Pretty much all of us have seen those little remote controlled helicopters; douchebags in slacks sell them from kiosks in malls, buzzing people with tiny Airwolfs in an attempt to get them to shell out $50 for something that will likely be boring 20 minutes after you get home, if the batteries last that long. They are little more than a really cool little novelty item.
Except that scientists have been playing with them, and they are now paving the way for machines to just simply not need us. I wrote last year about the amazing unmanned vehicles the military is working on and/or using to keep our soldiers from getting shot at, but these little guys are being turned into autonomous work horses, and since there will be more of them, they are more likely to decide, as a group, that they no longer need us. Okay, maybe that is a bit over dramatic, and maybe we should just be happy that the robot housekeepers the 1950s promised us are on the horizon.
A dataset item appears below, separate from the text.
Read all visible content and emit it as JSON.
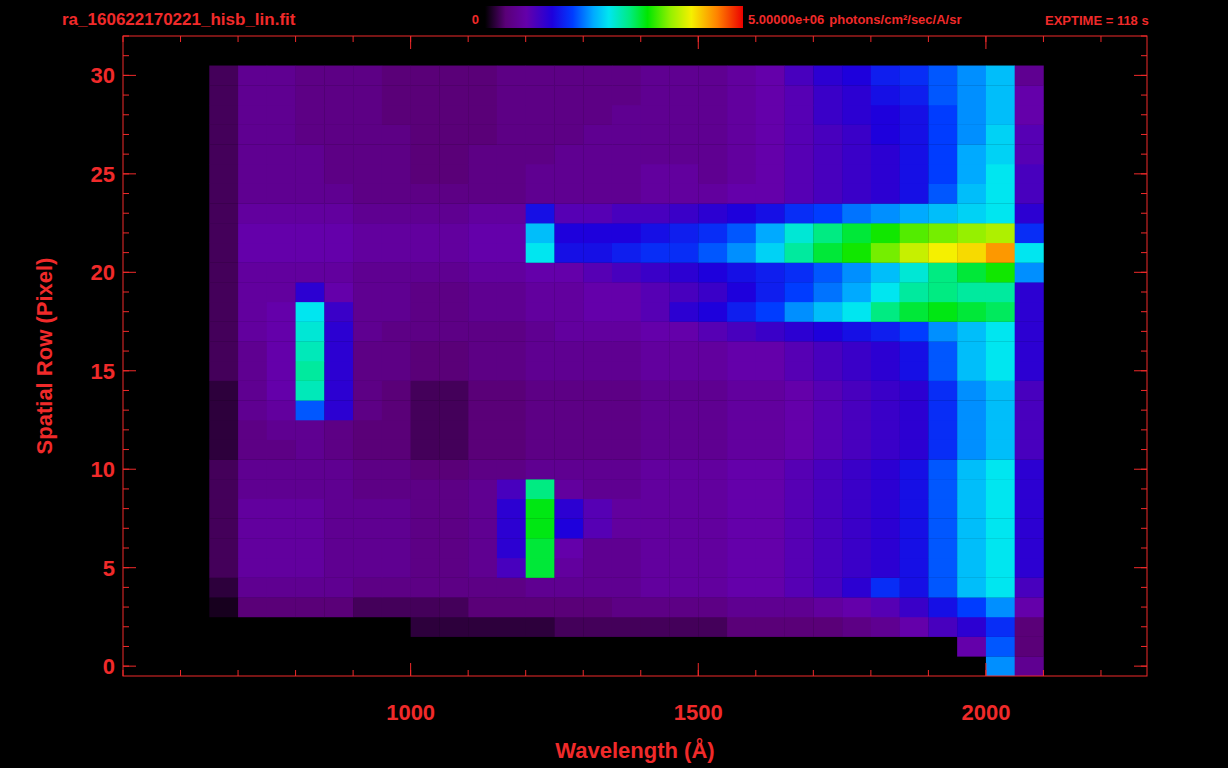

For instance, take these little guys into account:
That is a quadcopter autonomously building a tower out of prefabbed parts. They can also cooperate to lift and move objects that one would not be able to lift on its own, and change their angle of flight to go through windows. And the latest trick has been to make them swarm and coordinate like insects. Smart, cooperative insects:
This is a huge leap for robots, allowing them to act together to accomplish a variety of tasks that may someday allow for some amazing structures to be built without risking people.
And, of course, the military wants a piece of the tiny drone pie. Not only do they want to be able to manufacture drones that aren’t necessarily the multi-million dollar creations that the Crusher and Reaper currently are, but they also need small vehicles capable of doing reconnaissance and at least the search part of “search and rescue”. Now, imagine robots like this, armed, hunting down terrorists, flying in formations hunting forests, mountains, even cities, all networked together working toward the same goal. I guess Minority Report was oddly prophetic.
Although once again, reality kicks fiction right in the groin, because flying quad-copter robots are infinitely cooler than little 3 legged spiders.